Betreffend die fehlenden Möbel: Grundsätzlich ist gemäss den SKOS-RL eine minimale Wohnungseinrichtung als Situationsbedingte Leistung zu gewährleisten (SKOS-RL, C. 6.6. Abs. 1.). Dabei kann es sich um eine «einfach Grundausstattung» handeln, es ist aber gemäss der Rechtsprechung des Verwaltungsgerichts Zürich (Urteil VB.2012.00658, E. 4.2) um eine zwingend zu übernehmende Leistung. Dies insbesondere bei Personen die bis anhin über keine eigenen Möbel verfügt haben (vgl. Sozialhilfehandbuch des Kantons Zürich, Kap. 8.1.25). Das Sozialhilfehandbuch nennt «insbesondere Bett, Schrank, Tisch, Stühle» als Bestandteil einer Grundausstattung.

Zur Zuständigkeitsfrage: Die Zuständigkeit bestimmt sich im interkantonalen Verhältnis, also zwischen zwei Kantonen, gem. dem Bundesgesetz über die Zuständigkeit (ZUG); falls es sich um die Frage handelt, welche Gemeinde innerhalb des Kantons Zürichs zuständig ist, bestimmt sich die Zuständigkeit nach § 32 ff. des Sozialhilfegesetzes des Kantons Zürichs. Inhaltlich entsprechen sich die Regelungen jedoch. Zuständig ist also in erster Linie diejenige Gemeinde (respektive derjenige Kanton) in dem sich eine Person mit der Absicht des dauernden Verbleibens aufhält (Wohnsitz); nur so lange die Wohngemeinde nicht feststeht, ist die Aufenthaltsgemeinde zuständig (§ 33 SHG/ZH; analog Art. 12 Abs. 2 ZUG i.V.m. Art. 11 Abs. 1 ZUG).

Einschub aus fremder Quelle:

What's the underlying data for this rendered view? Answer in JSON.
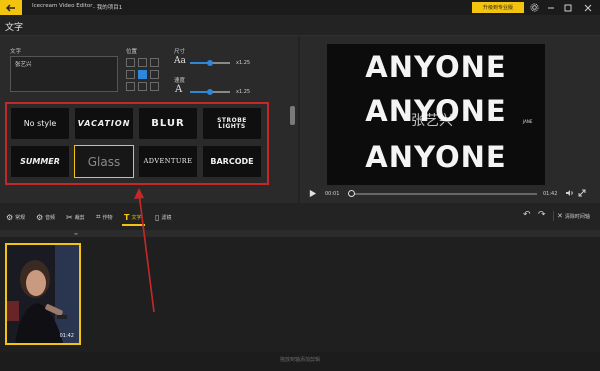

Die Wohnsitzbegründung nach ZUG resp. SHG bedingt objektiv den Aufenthalt einer Person in einer Gemeinde/Kanton und subjektiv die Absicht des dauernden Verbleibs. Im von Ihnen geschilderten Fall scheint die subjektive Absicht des dauernden Verbleibs des Klienten in Ihrer Gemeinde auf den ersten Blick durch das Anmieten einer Wohnung in Ihrer Gemeinde grundsätzlich gegeben. Ein Indiz für das Erfüllen des objektiven Elements wäre zudem die polizeiliche Anmeldung in Ihrer Gemeinde. Zudem schliesse ich aus der Sachverhaltsschilderung, dass er v.a. wegen der fehlenden Wohnungseinrichtung sich zurzeit nicht in der Wohnung in Ihrer Gemeinde aufhält. Auf diese hätte er jedoch, wie oben erläutert, Anspruch. In dieser Konstellation darauf zu schliessen, es fehle am Aufenthalt in Ihrer Gemeinde wäre m.E. unzulässig.

Ich hoffe, Ihnen dienen diese Angaben.